49. Tag Oudtshoorn – Knysnan
Wir besuchen eine Straußenfarm, wo uns zum Mittagessen eine Straußenei-Omelette serviert wird. Die nahegelegenen Cango Caves gehören zu den imposantesten Tropfsteinhöhlen der Welt. Weiterfahrt nach Knysna mit seiner netten Waterfront.

50. Tag Knysna – Tsitsikamma National Park
Wir fahren auf dem schönsten Stück der Gardenroute nach Plettenberg Bay. Es bieten sich großartige Ausblicke auf die Küste mit der Brandung des Indischen Ozeans. Der Tsitsikamma Nationalpark begeistert mit seiner fantastischen Küstenlandschaft. Wir stehen hier auf einem der spektakulärsten Campingplätze Afrikas!

51. Tag Tsitsikamma National Park
Ein erholsamer Tag im Tsitsikamma Nationalpark. Halten Sie Ausschau nach Delfinen und Walen. Genießen Sie den Blick in die tosende Brandung und lassen Sie die Seele baumeln. Ein kleiner geschützter Strand bietet die Möglichkeit im Meer zu baden.

52. Tag Tsitsikamma – Addo Elephant Park
Bei Port Elizabeth „verabschieden“ wir uns für ein paar Tage vom Indischen Ozean. Unser heutiges Ziel ist der Addo Elephant Nationalpark. Hier gehen Sie mit Ihrem Fahrzeug auf Pirschfahrt – quasi mit Elefanten-Garantie. An das ausgeleuchtete Wasserloch beim Camp, kommen mitunter die Tiere am Abend zum Trinken.

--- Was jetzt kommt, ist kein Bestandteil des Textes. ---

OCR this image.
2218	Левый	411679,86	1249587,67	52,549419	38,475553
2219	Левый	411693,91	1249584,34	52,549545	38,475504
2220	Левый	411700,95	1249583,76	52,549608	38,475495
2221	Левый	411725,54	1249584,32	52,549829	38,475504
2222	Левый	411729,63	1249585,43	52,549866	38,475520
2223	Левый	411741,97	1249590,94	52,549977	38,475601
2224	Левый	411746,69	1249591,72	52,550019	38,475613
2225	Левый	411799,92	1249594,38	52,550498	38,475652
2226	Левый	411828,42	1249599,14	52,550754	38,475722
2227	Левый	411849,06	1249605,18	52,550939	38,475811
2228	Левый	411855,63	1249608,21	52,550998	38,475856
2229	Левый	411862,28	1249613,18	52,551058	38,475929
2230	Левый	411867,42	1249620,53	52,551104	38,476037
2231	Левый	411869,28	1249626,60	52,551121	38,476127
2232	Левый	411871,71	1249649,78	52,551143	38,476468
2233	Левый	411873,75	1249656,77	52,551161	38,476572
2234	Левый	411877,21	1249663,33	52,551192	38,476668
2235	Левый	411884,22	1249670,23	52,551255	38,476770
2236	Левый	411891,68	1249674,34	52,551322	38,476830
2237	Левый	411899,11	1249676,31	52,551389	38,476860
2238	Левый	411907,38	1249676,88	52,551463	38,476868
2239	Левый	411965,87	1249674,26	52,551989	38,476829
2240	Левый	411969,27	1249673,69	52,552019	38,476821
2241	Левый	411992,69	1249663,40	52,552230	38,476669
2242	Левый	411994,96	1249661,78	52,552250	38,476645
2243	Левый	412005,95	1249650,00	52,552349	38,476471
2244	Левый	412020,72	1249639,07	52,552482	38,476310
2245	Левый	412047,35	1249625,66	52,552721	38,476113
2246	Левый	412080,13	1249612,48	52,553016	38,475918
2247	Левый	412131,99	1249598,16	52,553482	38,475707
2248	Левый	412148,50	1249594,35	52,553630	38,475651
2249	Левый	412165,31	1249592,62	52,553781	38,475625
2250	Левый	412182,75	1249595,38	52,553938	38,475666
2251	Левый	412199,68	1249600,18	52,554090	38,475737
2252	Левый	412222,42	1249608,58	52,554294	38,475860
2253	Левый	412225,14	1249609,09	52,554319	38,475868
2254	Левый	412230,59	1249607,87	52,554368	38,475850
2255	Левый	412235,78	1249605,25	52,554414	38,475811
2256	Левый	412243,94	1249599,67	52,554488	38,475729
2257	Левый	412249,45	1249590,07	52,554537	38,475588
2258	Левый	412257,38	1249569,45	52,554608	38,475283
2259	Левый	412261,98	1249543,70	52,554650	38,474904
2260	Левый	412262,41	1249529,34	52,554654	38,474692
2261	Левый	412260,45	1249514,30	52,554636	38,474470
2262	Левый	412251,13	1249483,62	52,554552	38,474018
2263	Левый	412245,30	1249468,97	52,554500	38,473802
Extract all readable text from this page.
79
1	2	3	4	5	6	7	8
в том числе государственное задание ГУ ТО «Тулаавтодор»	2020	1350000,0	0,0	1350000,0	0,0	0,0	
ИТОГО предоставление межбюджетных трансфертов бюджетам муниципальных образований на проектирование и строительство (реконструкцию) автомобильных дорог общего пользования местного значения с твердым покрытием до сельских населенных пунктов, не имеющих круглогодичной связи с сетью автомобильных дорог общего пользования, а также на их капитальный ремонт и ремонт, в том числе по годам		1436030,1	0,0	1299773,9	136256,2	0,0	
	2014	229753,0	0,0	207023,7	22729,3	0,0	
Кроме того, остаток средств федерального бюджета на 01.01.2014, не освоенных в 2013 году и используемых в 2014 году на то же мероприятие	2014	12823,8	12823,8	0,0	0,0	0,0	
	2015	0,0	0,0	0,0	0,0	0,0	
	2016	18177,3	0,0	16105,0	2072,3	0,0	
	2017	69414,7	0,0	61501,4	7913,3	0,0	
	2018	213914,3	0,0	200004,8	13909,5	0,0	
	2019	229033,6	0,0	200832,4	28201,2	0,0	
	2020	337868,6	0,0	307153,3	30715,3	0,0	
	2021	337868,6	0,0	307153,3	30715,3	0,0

53. Tag Addo Elephant Park – Graaff-Reinet
Am frühen Morgen können Sie noch mal eine Pirschfahrt durch den Nationalpark unternehmen. Graaff-Reinet mit seinen typisch kapholländischen Häusern gilt als Perle der Karoo und ist eine der schönsten Städte Südafrikas. Für den Abend bieten sich zahlreiche Restaurants fürs Dinner an.

54. Tag Graaff-Reinet – Gariep Dam
Von Graaff-Reinet fahren wir auf einer landschaftlich interessanten Route zum Gariep Dam. Hier entspringt der Oranje River, größter Fluss Südafrikas. Der Campingplatz befindet sich in einem Luxus Resort mit Olympia Size Pool.

55. Tag Gariep Dam – Golden Gate National Park
Wir fahren zum Golden Gate Highlands Nationalpark. Der Park begeistert mit seinen skurrilen Felsformationen. Mit etwas Glück können Sie die seltenen Bergzebras sehen.

56. Tag Golden Gate National Park – Heidelberg
Letzte Station vor Johannesburg ist das Städtchen Heidelberg. Hier bereiten wir unsere Fahrzeuge für die Rückgabe vor.

57. Tag Heidelberg – Johannesburg / Rückflug
Kurze Fahrt zur Mietstation und Rückgabe der Wohnmobile. Transfer zum Flughafen und Rückflug nach Deutschland.

58. Tag Ankunft in Frankfurt
Frühe Ankunft in Frankfurt, von wo aus Sie zu Ihrem Heimatort weiterreisen.